Même si Andy Slavitt, conseiller de la Maison Blanche, a affirmé devant la presse que cette décision ‘ne dit absolument rien de [leur] conviction dans un sens ou dans l’autre’, cet épisode a fait office d’un nouvel affront pour AstraZeneca. D’autant plus qu’il est survenu peu de temps après que des régulateurs américains ont repéré l’utilisation de données obsolètes dans leur dernier essai clinique en date.
AstraZeneca a tenté de faire bonne figure, indiquant dans un communiqué que ce changement d’usine ne lui posera pas de problème et que 50 millions de doses seront prêtes au moment où la FDA donnera son autorisation.

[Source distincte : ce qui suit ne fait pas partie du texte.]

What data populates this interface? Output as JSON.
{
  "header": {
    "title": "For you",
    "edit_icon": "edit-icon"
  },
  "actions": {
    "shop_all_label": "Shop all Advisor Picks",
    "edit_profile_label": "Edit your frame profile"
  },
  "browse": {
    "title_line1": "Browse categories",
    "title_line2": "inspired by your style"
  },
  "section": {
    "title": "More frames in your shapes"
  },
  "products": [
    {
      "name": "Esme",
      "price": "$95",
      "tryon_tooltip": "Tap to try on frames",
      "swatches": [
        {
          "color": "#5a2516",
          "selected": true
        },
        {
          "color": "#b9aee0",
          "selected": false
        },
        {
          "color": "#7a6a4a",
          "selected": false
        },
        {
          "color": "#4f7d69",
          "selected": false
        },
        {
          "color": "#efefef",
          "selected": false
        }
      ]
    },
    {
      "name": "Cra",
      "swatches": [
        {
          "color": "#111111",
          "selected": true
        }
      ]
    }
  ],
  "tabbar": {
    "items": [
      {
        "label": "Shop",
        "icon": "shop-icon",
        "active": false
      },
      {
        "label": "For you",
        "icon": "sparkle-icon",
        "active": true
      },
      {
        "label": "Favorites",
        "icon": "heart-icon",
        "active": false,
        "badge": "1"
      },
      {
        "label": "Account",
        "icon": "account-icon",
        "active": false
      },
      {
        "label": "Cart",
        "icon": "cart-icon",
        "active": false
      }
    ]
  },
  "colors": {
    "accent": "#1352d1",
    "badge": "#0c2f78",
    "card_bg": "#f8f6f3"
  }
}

Au fur et à mesure des polémiques, il semble de moins en moins certain qu’elles seront bel et bien administrées aux Américains, du moins pas totalement. Le Mexique et le Canada suivent la situation de près eux qui, au contraire de leur voisin américain, souffrent de problèmes d’approvisionnement. L’administration Biden avait déjà annoncé le mois dernier que les États-Unis leur enverront prochainement respectivement 2,5 et 1,5 million de vaccins AstraZeneca. Des chiffres qui pourraient donc exploser dans le futur, si le gouvernement américain décide de se passer totalement du produit.
D’une part, certains experts estiment qu’il serait de bon ton de fournir le Mexique et le Canada (voire d’autres pays, plus pauvres) en vaccins, le coronavirus et ses variants n’ayant pas de frontières. D’autre part, des conseillers du président lui rappellent qu’il faut rester vigilant tant l’issue de cette pandémie reste incertaine: un surplus de vaccins, même gigantesque, ne serait pas un luxe. D’autant plus si les différents fabricants obtiennent dans les prochains mois l’autorisation de vacciner les enfants et les adolescents… tout en sachant qu’AstraZeneca est déconseillé – voire interdit – pour les plus jeunes dans un nombre grandissant de pays.